Bruno Costa que foi detido na passada quinta-feira por inspetores da Polícia Judiciária de Setúbal por ser suspeito de agredir mulheres nas ruas da cidade do Barreiro, Moita e Lisboa, ficou em liberdade com a medida de coação menos pesada, apresentações periódicas no posto da GNR de Fronteira (Portalegre), onde atualmente vive com a mãe.

O “Monstro do Barreiro” como ficou conhecido depois de protagonizar cerca de 60 ataques a mulheres que caminhavam na rua sozinhas, foi levado a uma juíza do Tribunal do Barreiro que o ouviu em primeiro interrogatório e que o colocou em liberdade com Termo de Identidade e Residência (TIR) e o proibiu de entrar nos dois concelhos onde efetuou a maioria das suas agressões.

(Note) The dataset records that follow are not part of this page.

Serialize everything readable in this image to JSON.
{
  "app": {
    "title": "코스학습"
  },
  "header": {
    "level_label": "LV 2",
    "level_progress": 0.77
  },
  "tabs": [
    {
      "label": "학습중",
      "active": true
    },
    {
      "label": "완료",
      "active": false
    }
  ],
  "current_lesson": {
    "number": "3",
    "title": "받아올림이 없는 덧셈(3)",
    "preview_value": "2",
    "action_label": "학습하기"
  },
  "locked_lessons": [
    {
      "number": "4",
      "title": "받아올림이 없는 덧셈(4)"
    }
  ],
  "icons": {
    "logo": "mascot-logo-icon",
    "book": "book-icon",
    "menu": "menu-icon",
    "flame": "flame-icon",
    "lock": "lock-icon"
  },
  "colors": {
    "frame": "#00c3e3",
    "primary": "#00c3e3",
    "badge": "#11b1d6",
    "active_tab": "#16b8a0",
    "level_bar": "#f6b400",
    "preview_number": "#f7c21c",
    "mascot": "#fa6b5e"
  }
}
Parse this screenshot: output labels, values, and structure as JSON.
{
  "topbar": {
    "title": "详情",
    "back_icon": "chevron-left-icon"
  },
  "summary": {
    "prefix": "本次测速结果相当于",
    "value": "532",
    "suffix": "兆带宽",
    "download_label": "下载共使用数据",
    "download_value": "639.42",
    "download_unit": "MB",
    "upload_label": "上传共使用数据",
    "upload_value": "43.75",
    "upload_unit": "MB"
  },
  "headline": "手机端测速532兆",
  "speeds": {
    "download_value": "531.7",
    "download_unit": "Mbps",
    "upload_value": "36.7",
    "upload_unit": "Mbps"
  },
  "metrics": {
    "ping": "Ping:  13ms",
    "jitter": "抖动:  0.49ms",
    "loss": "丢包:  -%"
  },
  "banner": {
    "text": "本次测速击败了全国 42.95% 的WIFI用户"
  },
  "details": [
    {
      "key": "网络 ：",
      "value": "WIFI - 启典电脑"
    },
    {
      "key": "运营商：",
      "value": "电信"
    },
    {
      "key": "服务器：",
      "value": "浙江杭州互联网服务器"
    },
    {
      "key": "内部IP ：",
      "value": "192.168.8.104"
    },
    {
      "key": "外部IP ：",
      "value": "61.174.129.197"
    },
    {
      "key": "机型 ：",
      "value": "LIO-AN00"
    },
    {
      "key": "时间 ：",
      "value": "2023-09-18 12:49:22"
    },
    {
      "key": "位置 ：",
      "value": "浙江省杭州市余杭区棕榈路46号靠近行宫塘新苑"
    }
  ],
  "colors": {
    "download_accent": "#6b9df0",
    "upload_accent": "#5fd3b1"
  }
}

Bruno Costa terá molestado, atacado e agredido dezenas de mulheres na ultima década, levando as vitimas a apresentarem queixa nas autoridades contra aquele que apelidam de “Monstro do Barreiro”.

Segundo a edição do CM online, o agressor já terá importunado adolescentes num jardim de Fronteira. O homem, de 31 anos, assumiu todas as acusações de que é alvo. Nos últimos dias esteve hospitalizado na ala de psiquiatria do Hospital do Barreiro mas acabou por sair com alta e com a promessa de tomar todos os medicamentos. A mesma edição relata um episódio de que Bruno Costa terá encostado uma faça ao pescoço e rasgou as roupas, para violar, uma jovem que foi ajudada por um popular que passava na altura do ataque.